What did I step into?

Transitions – Introduction Part 2

The 1st pain point of transitions is at the intersection between your new situation and your strengths and vulnerabilities  While it’s easy and typical to blame transition failure on the new person, failure is never all about the flaws of the leader.  Many leaders have made substantial achivements (isn’t that why he/she was hired?), but can still fail in a new role.  Failures occur when a new leader doesn’t understand the situation they’re in (they could have been told it’s A, when in the reality it’s B, or Z), the preexistence of ticking time bombs, or failure to adapt appropriately to the given situation.
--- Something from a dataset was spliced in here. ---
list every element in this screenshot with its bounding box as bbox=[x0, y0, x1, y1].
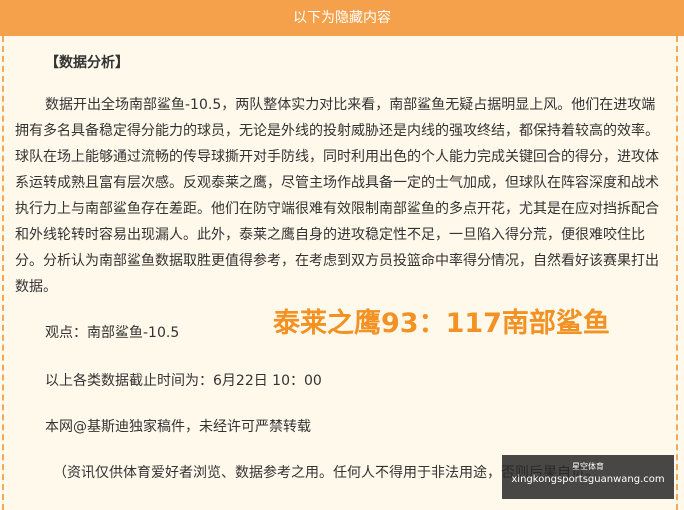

The 2nd pain point is not building momentum to establish your credibility, thereby setting the stage where your credibility is eroded one interaction, one meeting, at a time.  Nothing exists in an equilibrium – we either grow credibility or lose it.

Along the same lines, there are similarities between H1N1 and a new manager.  Both are seen as a foreign body and the host’s (in this case, your new team) immune system instinctively whips into action to isolate then destroy the potentially killer infection (that’s you).  

The 3rd pain point is new managers not using a systematic method in their transition.  While every transition is unique, there is a high level of commonality between transitions and familiar potholes along the journey.  Make transitions a repeatable sucessful process by creating a framework.  Like any framework, your’s will morph over time.  You will continually dust it off, execute, modify, perform postmortems noting what did and didn’t work, then update it accordingly.  In time, I believe Transition Management will become a recognized framework such as with CMM, SixSigma, or ITIL (TMF, “Transition Management Framework”?  I said it first!).


A fundamental definition I learned in The 1st 90-Days, is the STaRS model. Companies, departments, products and/or processes exist in one of four panes of existence:
1. Startup
2. Turnaround
3. Realignment
4. Sustaining success

The key is to match your transition strategy to the STaRS situation you find yourself in.  Once you understand STaRS, which is nothing new, but a way to identify and differentiate the particular business cycle you’re in, and its unique characteristics and challenges (More on STaRS later).

Excelling at transitions can only be positive because it’s commonplace for a person to change roles every 2.5-3 years.  Assuming a transition takes between 3 – 6 months, over the course of your career you’ll be immersed in transition for 3 – 8 years.  Seems to make sense to get very very good at this.

One thought on “What did I step into?

  1. Rick, I think you hit the nail on the head with your comment about being systematic. While everyone’s situation will be unique, proper planning in most endeavors pays dividends. You hear a lot of people say “why plan when the plan will change anyway”, but this of course is the whole reason you have a plan – so you know how to adapt when things change and still get to the right outcome.

    You’re also dead on in your comment about getting proficient at transition – especially if you want to minimize the number you’ll have to go through in your career!